We agree that malice is an essential element of murder in the first degree, including felony murder. In a prosecution for felony murder, however, the state may show malice, premeditation, and deliberation by showing that the killing took place during the commission of another felony. State v. Goodseal, 220 Kan. 487, 553 P.2d 279; State v. Bradford, 219 Kan. 336, 548 P.2d 812; State v. Clark, 204 Kan. 38, 460 P.2d 586. The other felony must be one inherently or foreseeably dangerous to human life. The unlawful, willful or knowing possession of a revolver by a recently convicted or released felon, with the intent to control the use and management of the weapon, is such a felony. State v. Goodseal, supra; State v. Moffitt, 199 Kan. 514, 431 P.2d 879. And, see, State v. Neal, 215 Kan. 737, 529 P.2d 114. We concluded in Goodseal that malice is established by proof of the same collateral felony as is here involved. We adhere to that ruling.
We disagree, however, with defendant's contention that the failure to require a specific finding of malice effectively deprived him of the defense of self-defense, for two reasons. First, we turn to the evidence before us. Homer Hernandez was unarmed. He did not threaten to inflict injury upon the defendant. Defendant's own testimony was that the gun fired accidentally as they scuffled for possession of it — not that he shot Homer in order to protect himself from threatened injury. The other witnesses all testified to an exchange of words, an argument, but none reported hearing any threats, nor did the defendant. There is no evidence that the deceased had committed prior acts of violence, that the defendant knew of such acts, or that the defendant believed or had reasonable grounds for believing himself to be in danger of death or great bodily harm at the hands of Homer. There is no evidence as to the relative size or strength of the deceased and the defendant. Defendant does not contend or admit that he shot Homer in self-defense or otherwise; he contends that the weapon accidentally discharged during a struggle for its possession, and while both he and Homer had their hands upon it. We conclude that, viewing the evidence in the light most favorable to the defendant, there is no evidentiary basis for a claim of self-defense.

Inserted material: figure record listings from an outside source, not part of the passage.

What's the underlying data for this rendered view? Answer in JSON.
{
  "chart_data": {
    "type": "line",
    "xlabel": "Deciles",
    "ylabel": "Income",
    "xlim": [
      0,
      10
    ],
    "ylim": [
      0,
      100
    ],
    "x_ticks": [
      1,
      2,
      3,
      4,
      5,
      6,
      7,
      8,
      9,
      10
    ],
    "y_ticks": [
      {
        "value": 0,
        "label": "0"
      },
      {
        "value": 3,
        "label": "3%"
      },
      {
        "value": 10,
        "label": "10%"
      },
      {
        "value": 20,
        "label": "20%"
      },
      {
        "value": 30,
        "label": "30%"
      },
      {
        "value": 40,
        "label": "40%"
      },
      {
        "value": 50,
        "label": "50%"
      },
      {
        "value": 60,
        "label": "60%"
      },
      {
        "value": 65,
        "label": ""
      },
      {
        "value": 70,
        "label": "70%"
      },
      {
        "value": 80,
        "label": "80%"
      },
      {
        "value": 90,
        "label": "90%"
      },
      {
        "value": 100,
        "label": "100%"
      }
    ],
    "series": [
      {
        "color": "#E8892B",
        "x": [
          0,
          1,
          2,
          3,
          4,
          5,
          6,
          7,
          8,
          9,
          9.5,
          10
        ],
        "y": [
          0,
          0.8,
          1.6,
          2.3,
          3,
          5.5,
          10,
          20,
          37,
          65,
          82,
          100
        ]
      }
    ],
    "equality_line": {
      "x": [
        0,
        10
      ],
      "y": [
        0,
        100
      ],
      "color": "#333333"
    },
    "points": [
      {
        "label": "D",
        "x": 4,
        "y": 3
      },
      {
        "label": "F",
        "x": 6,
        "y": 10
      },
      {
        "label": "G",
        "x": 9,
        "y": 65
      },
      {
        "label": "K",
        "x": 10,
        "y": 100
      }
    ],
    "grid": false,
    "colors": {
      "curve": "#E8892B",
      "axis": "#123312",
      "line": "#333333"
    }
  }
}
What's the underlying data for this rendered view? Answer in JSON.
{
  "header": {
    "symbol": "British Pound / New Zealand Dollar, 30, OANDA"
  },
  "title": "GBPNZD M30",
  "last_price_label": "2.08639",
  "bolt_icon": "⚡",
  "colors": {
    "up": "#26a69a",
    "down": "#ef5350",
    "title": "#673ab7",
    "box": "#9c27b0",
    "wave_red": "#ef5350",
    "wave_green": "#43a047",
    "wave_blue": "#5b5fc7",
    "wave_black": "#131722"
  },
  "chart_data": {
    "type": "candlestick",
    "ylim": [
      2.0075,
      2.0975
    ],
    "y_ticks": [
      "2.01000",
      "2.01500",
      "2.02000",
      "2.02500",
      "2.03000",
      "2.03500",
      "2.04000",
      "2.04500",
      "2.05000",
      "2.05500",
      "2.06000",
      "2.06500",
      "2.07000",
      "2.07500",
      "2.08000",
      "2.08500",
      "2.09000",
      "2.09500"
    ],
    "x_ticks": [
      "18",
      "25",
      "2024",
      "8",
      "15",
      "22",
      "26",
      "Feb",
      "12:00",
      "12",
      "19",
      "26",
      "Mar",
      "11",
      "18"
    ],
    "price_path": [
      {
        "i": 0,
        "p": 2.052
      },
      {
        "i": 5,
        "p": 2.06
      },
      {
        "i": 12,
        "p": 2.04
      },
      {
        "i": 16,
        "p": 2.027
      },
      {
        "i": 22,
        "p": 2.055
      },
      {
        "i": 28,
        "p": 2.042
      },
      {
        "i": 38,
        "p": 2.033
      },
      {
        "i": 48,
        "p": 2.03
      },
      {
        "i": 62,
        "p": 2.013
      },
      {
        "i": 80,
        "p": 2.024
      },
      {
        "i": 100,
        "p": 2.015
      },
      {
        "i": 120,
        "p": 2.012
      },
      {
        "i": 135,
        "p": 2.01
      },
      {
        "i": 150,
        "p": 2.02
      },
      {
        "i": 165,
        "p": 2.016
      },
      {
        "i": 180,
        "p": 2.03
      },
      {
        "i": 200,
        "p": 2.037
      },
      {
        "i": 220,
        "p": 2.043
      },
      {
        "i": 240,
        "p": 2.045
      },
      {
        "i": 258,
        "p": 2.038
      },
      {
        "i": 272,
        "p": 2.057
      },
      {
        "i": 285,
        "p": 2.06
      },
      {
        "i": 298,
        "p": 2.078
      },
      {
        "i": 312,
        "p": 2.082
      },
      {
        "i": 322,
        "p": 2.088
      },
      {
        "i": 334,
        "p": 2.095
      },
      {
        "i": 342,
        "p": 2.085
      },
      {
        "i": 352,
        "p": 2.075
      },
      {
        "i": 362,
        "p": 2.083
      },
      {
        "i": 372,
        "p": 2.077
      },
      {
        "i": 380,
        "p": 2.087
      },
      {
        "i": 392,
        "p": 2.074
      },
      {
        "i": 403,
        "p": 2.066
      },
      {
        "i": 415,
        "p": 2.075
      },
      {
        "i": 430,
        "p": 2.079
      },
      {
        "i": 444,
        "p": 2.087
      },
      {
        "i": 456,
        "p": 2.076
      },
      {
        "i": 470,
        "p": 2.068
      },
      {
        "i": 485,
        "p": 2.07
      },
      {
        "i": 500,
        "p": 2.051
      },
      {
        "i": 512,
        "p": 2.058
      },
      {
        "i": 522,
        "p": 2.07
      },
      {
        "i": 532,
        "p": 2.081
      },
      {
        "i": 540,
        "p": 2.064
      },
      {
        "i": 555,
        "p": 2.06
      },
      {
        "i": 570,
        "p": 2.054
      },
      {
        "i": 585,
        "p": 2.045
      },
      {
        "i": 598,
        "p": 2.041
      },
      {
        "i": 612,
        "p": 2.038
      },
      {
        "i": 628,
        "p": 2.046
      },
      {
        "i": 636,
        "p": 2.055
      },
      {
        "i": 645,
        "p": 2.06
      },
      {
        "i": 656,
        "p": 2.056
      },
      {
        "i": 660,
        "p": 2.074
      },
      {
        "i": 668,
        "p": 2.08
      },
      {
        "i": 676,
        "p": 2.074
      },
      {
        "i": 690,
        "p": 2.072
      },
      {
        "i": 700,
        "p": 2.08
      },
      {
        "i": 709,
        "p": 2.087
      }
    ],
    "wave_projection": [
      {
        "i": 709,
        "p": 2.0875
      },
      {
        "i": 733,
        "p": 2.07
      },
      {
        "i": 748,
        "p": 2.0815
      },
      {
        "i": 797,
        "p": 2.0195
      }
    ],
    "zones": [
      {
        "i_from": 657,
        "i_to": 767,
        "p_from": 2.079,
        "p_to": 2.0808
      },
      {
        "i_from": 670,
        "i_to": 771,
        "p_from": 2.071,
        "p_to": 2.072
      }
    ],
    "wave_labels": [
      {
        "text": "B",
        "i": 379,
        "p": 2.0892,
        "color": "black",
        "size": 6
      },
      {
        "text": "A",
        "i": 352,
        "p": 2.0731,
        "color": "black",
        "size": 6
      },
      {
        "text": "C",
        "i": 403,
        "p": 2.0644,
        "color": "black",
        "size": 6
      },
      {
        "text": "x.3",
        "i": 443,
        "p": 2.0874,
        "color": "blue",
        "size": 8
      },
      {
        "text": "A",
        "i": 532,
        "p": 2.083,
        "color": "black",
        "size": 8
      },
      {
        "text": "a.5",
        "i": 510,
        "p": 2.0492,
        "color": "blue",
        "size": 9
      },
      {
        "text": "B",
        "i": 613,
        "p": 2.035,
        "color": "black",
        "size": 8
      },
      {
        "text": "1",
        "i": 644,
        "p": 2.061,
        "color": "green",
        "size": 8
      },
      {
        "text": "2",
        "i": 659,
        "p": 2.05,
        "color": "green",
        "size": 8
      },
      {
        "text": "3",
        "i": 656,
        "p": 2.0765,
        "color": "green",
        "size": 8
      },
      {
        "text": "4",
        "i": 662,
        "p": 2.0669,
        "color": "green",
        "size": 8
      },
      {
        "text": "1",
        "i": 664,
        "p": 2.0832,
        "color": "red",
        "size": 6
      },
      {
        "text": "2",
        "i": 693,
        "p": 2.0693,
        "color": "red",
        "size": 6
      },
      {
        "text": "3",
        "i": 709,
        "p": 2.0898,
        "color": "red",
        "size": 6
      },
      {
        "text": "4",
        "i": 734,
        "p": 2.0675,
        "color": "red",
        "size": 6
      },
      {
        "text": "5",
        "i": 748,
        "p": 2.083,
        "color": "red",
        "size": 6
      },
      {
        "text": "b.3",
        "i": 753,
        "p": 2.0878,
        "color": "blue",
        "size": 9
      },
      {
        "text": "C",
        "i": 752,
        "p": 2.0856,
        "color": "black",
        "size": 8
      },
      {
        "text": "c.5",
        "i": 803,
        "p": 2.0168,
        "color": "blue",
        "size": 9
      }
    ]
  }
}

Second, the trial court instructed on both self-defense and accident, and no objections were made to nor were changes requested in either instruction. Both defenses were thus presented to the jury by the court. The jury was left to weigh the evidence under appropriate instructions. It could have found that the defendant acted in self-defense, or that the shooting was accidental. By its verdict the jury rejected both defenses.
We conclude that the defendant was not deprived of the defenses available to him under the evidence; that the jury was properly instructed; and that the defendant was afforded a fair trial.
The judgment is affirmed.
FROMME and OWSLEY, JJ., join in the foregoing dissent.